Machine Learning for Multi-Omics Characterization of Blood Cancers: A Systematic Review

. 2025 Sep 4;14(17):1385. doi: 10.3390/cells14171385

Artificial Intelligence (AI)	Computer systems designed to perform tasks that usually require human intelligence, such as recognizing patterns, making decisions, or interpreting data.
Machine Learning (ML)	A subset of AI that allows computers to learn from data and improve their performance over time without being explicitly programmed.
Deep Learning	A complex type of ML using layers of algorithms (‘neural networks’) to detect intricate patterns in data.
Neural Networks	A set of algorithms modeled after the human brain that are designed to recognize patterns and relationships in data.
Hematological Malignancies	Cancers that begin in blood-forming tissue, such as leukemia, lymphoma, and multiple myeloma.
Molecular Characterization	The process of identifying the unique molecular features (like genes, proteins, or metabolites) of a disease.
Omics	A broad term for fields of biological study ending in ‘-omics’—such as genomics (genes), proteomics (proteins), and metabolomics (metabolites).
Multi-Omics Integration	Combining data from multiple ‘omics’ levels (e.g., genes, proteins, metabolites) to achieve a complete view of disease biology.
Genomics	The study of an organism’s complete set of DNA, including all its genes.
Transcriptomics	The study of RNA molecules to understand which genes are actively being expressed.
Proteomics	The large-scale study of proteins and how they function in the body.
Metabolomics	The study of small molecules (metabolites) produced during metabolism, providing clues about disease states.
Biomarker	A measurable indicator (like a protein or gene mutation) that helps detect or predict disease.
Explainability/Interpretability	The degree to which the inner workings of a ML model can be understood and interpreted by humans.
Validation (Internal/External)	Processes to test how well a model’s predictions hold up on new, unseen data (internal uses the same dataset, external uses new data).
Overfitting	A problem where a model fits the training data too closely, capturing noise rather than the underlying pattern, and performs poorly on new data.
False Discovery	An incorrect identification of a feature or result as significant when it is not, often due to multiple testing or noise in the data.
AUC (Area Under the Curve)	A score from 0 to 1 indicating how well a model distinguishes between different disease states.
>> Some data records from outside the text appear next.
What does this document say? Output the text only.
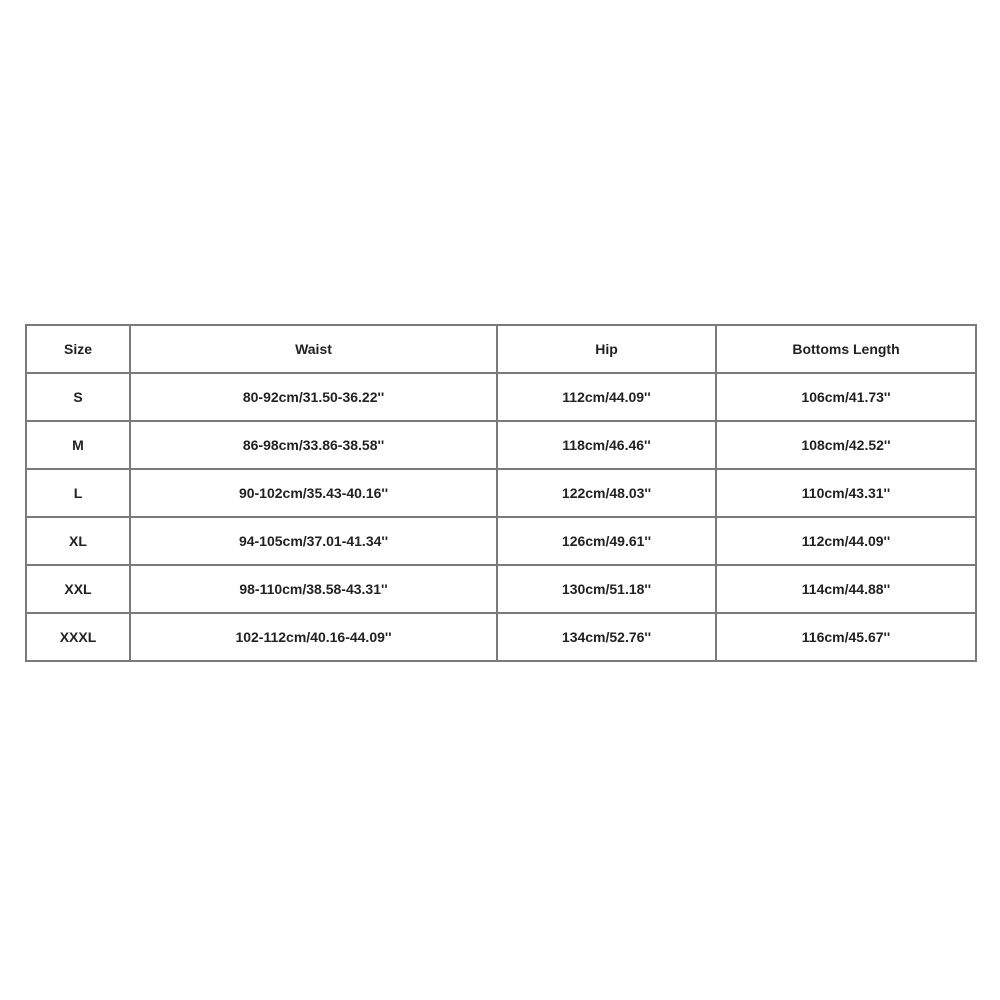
Size	Waist	Hip	Bottoms Length
S	80-92cm/31.50-36.22''	112cm/44.09''	106cm/41.73''
M	86-98cm/33.86-38.58''	118cm/46.46''	108cm/42.52''
L	90-102cm/35.43-40.16''	122cm/48.03''	110cm/43.31''
XL	94-105cm/37.01-41.34''	126cm/49.61''	112cm/44.09''
XXL	98-110cm/38.58-43.31''	130cm/51.18''	114cm/44.88''
XXXL	102-112cm/40.16-44.09''	134cm/52.76''	116cm/45.67''
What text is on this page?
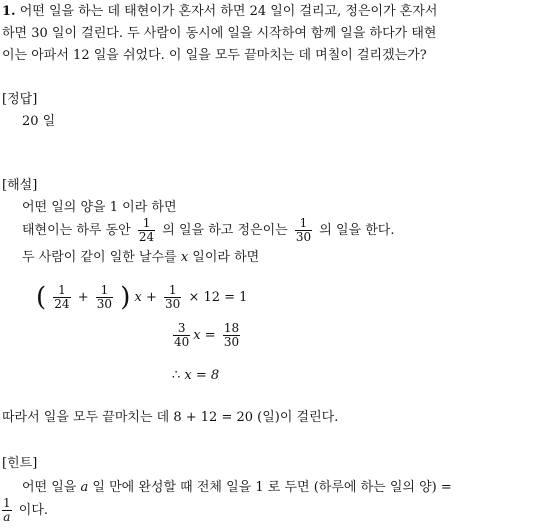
1. 어떤 일을 하는 데 태현이가 혼자서 하면 24 일이 걸리고, 정은이가 혼자서
하면 30 일이 걸린다. 두 사람이 동시에 일을 시작하여 함께 일을 하다가 태현
이는 아파서 12 일을 쉬었다. 이 일을 모두 끝마치는 데 며칠이 걸리겠는가?
[정답]
20 일
[해설]
어떤 일의 양을 1 이라 하면
태현이는 하루 동안 $\frac{1}{24}$ 의 일을 하고 정은이는 $\frac{1}{30}$ 의 일을 한다.
두 사람이 같이 일한 날수를 x 일이라 하면
( $\frac{1}{24} + \frac{1}{30}$ ) $x + \frac{1}{30} \times 12 = 1$
$\frac{3}{40}$ $x = \frac{18}{30}$
∴ x = 8
따라서 일을 모두 끝마치는 데 8 + 12 = 20 (일)이 걸린다.
[힌트]
어떤 일을 a 일 만에 완성할 때 전체 일을 1 로 두면 (하루에 하는 일의 양) =
$\frac{1}{a}$ 이다.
Higher is better.
Sensitivity and Specificity	Sensitivity measures the true positive rate; specificity measures the true negative rate.
C-index	A metric used in prognosis models to evaluate how well predicted risks match actual outcomes over time.
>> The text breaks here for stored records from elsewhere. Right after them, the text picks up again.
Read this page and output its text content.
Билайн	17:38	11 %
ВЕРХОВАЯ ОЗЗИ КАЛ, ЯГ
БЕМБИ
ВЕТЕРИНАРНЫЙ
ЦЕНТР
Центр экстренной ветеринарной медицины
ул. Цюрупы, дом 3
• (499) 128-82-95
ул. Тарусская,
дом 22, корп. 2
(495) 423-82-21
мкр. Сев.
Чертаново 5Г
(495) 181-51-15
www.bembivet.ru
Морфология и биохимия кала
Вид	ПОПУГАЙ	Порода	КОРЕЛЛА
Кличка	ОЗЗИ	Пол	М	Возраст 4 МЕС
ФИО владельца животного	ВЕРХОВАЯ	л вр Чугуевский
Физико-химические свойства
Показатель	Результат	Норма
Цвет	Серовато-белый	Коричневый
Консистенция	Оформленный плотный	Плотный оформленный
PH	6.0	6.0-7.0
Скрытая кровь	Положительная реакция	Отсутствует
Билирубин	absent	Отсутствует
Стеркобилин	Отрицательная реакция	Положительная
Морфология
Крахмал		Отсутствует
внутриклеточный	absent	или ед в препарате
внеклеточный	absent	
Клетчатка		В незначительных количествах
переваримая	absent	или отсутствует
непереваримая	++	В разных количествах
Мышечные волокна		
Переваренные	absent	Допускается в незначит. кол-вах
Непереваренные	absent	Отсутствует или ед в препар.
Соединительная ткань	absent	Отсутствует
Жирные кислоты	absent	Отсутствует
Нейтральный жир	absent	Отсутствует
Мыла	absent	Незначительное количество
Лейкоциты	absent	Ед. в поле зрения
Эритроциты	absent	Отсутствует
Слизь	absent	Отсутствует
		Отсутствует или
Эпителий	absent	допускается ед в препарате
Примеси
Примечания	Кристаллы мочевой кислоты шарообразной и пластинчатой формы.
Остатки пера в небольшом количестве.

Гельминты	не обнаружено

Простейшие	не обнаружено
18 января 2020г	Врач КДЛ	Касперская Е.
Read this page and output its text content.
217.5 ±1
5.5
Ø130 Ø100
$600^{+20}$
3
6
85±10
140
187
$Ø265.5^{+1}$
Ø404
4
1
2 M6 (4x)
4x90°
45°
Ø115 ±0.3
Cross-validation	A method to evaluate model performance by partitioning data into training and testing sets multiple times.
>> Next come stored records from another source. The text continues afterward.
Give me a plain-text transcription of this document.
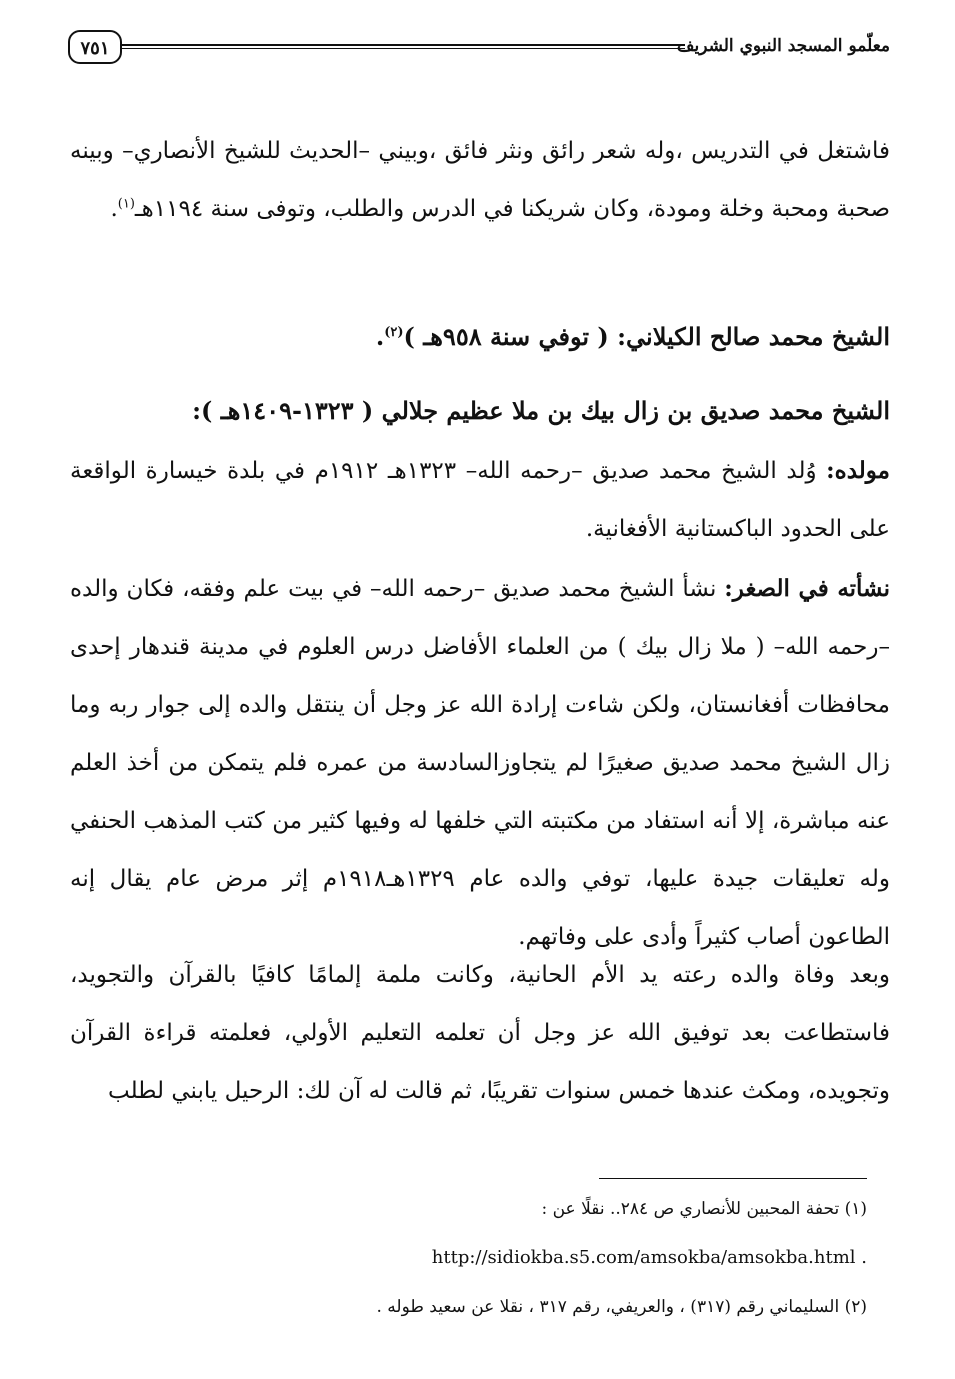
معلّمو المسجد النبوي الشريف
٧٥١

فاشتغل في التدريس ،وله شعر رائق ونثر فائق ،وبيني –الحديث للشيخ الأنصاري– وبينه صحبة ومحبة وخلة ومودة، وكان شريكنا في الدرس والطلب، وتوفى سنة ١١٩٤هـ$^{(١)}$.

الشيخ محمد صالح الكيلاني: ( توفي سنة ٩٥٨هـ )$^{(٢)}$.
الشيخ محمد صديق بن زال بيك بن ملا عظيم جلالي ( ١٣٢٣-١٤٠٩هـ ):

مولده: وُلد الشيخ محمد صديق –رحمه الله– ١٣٢٣هـ ١٩١٢م في بلدة خيسارة الواقعة على الحدود الباكستانية الأفغانية.

نشأته في الصغر: نشأ الشيخ محمد صديق –رحمه الله– في بيت علم وفقه، فكان والده –رحمه الله– ( ملا زال بيك ) من العلماء الأفاضل درس العلوم في مدينة قندهار إحدى محافظات أفغانستان، ولكن شاءت إرادة الله عز وجل أن ينتقل والده إلى جوار ربه وما زال الشيخ محمد صديق صغيرًا لم يتجاوزالسادسة من عمره فلم يتمكن من أخذ العلم عنه مباشرة، إلا أنه استفاد من مكتبته التي خلفها له وفيها كثير من كتب المذهب الحنفي وله تعليقات جيدة عليها، توفي والده عام ١٣٢٩هـ١٩١٨م إثر مرض عام يقال إنه الطاعون أصاب كثيراً وأدى على وفاتهم.

وبعد وفاة والده رعته يد الأم الحانية، وكانت ملمة إلمامًا كافيًا بالقرآن والتجويد، فاستطاعت بعد توفيق الله عز وجل أن تعلمه التعليم الأولي، فعلمته قراءة القرآن وتجويده، ومكث عندها خمس سنوات تقريبًا، ثم قالت له آن لك: الرحيل يابني لطلب

(١) تحفة المحبين للأنصاري ص ٢٨٤.. نقلًا عن :

. http://sidiokba.s5.com/amsokba/amsokba.html

(٢) السليماني رقم (٣١٧) ، والعريفي، رقم ٣١٧ ، نقلا عن سعيد طوله .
SHAP (SHapley Additive exPlanations)	A tool used to explain how much each feature contributes to a model’s output.
LIME	A method that explains individual predictions of complex models in a human-understandable way.
Bias Mitigation	Efforts to prevent AI models from producing unfair results due to biases in the training data.
Federated Learning	A privacy-preserving approach where data stays at its source and only model updates are shared.
Digital Twin	A digital replica of a biological system used to simulate and predict disease progression or treatment response.
Principal Components Analysis (PCA)	A method for reducing the dimensionality of data while preserving trends and patterns.
t-distributed Stochastic Neighbor Embedding (t-SNE)	A technique for visualizing high-dimensional data in a way that makes patterns easier to see.
Random Forests (RF)	An ensemble learning method using many decision trees to improve prediction accuracy and control overfitting.
Support Vector Machines (SVMs)	A supervised ML algorithm that finds the best boundary (hyperplane) between data classes.
Decision Trees	A model that splits data into branches to reach a decision or classification based on input features.
Naive Bayes	A classification method based on Bayes’ theorem, assuming independence between predictors.
Ensemble Methods	Techniques that combine multiple models (like trees and SVMs) to improve overall performance.
Logistic Regression	A statistical model used to predict the probability of a binary outcome (e.g., disease vs. no disease).
Generalization (in ML)	The ability of a model to perform well on new, unseen data—not just the data it was trained on.
Ethical AI	Developing AI systems that are fair, transparent, and protect individual rights and privacy.